Another aspect that was important to incorporate in the bus was having a large hang out booth, or super booth as I like to call them. I have always found these oversized booths to feel quite inviting, as well as a great meeting space for friends or people working together on a project. I also wanted to confuse the space by not giving it an identifiable front or back, and the super booths helped me achieve this by placing one at either end of the space. In addition to the two super booths, three smaller four person booths would be placed down one side of the bus. These smaller booths were made from the original bus seats, with a few alterations to make them compliment the wood in the space better. The four person booths have an interesting posture to them, as the original bus seats really throw you against the back rest, which an individual must be fairly relaxed to enjoy a coffee in such a posture. I find it quite funny to watch people try and fight the seat with proper posture, but once they finally give into the seat's wants they relax. Another difficulty in building the seating upstairs is that the floor has an apparent arch to it, as it is the downstair's ceiling. The result of the floor's arch is that portions of the super booth feel odd to sit at as the distance between table top and floor differs largely from the ends to the middle, almost two full inches.
Now I must admit that when I was designing Double Decker's layout, it was heavily based on what I like in a space, and I gave very little consideration to typical seating/revenue calculations. In actuality I would much rather the space be pleasant for fewer people that trying to maximize wallets in seats. In addition to the space primarily representing my wants, it is also primarily designed from one particular point of the bus, and how the rest of the space looks from that vantage point. Early on in the build I found my natural favourite portion of the bus and designed around it. By doing so, in the future when I am working in the bus alone editing film or what have you, I am always going to be surrounded by my favourite look of the space. I am curious to find if others visiting the bus can identify this seat or not as I believe it is not obvious one.

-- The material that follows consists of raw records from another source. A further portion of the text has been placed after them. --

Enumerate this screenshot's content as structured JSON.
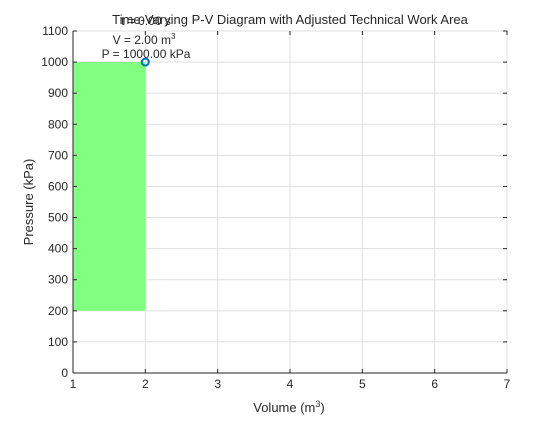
{
  "chart_data": {
    "type": "area",
    "title": "Time-Varying P-V Diagram with Adjusted Technical Work Area",
    "xlabel": "Volume (m",
    "xlabel_sup": "3",
    "xlabel_close": ")",
    "ylabel": "Pressure (kPa)",
    "xlim": [
      1,
      7
    ],
    "ylim": [
      0,
      1100
    ],
    "grid": true,
    "x_ticks": [
      1,
      2,
      3,
      4,
      5,
      6,
      7
    ],
    "y_ticks": [
      0,
      100,
      200,
      300,
      400,
      500,
      600,
      700,
      800,
      900,
      1000,
      1100
    ],
    "area": {
      "x_range": [
        1,
        2
      ],
      "y_range": [
        200,
        1000
      ],
      "color": "#80ff80"
    },
    "marker": {
      "x": 2,
      "y": 1000,
      "color": "#0072bd"
    },
    "annotations": {
      "time": "t = 0.00 s",
      "volume": "V = 2.00 m",
      "volume_sup": "3",
      "pressure": "P = 1000.00 kPa"
    }
  }
}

Patrick Sills is the owner and creator of Double Decker Coffee Roasting. The purpose of the Build Blog is to share the story of the physical build, its components, Patrick's growing education in the coffee industry, and the overall creation of the business. Warning: if run on sentences, poor sentence structure, or simple spelling mistakes bother you to the core stop reading! The Build Blog has a very loose format, I am a builder not a writer, just thought some people might be interested in the story. Enjoy!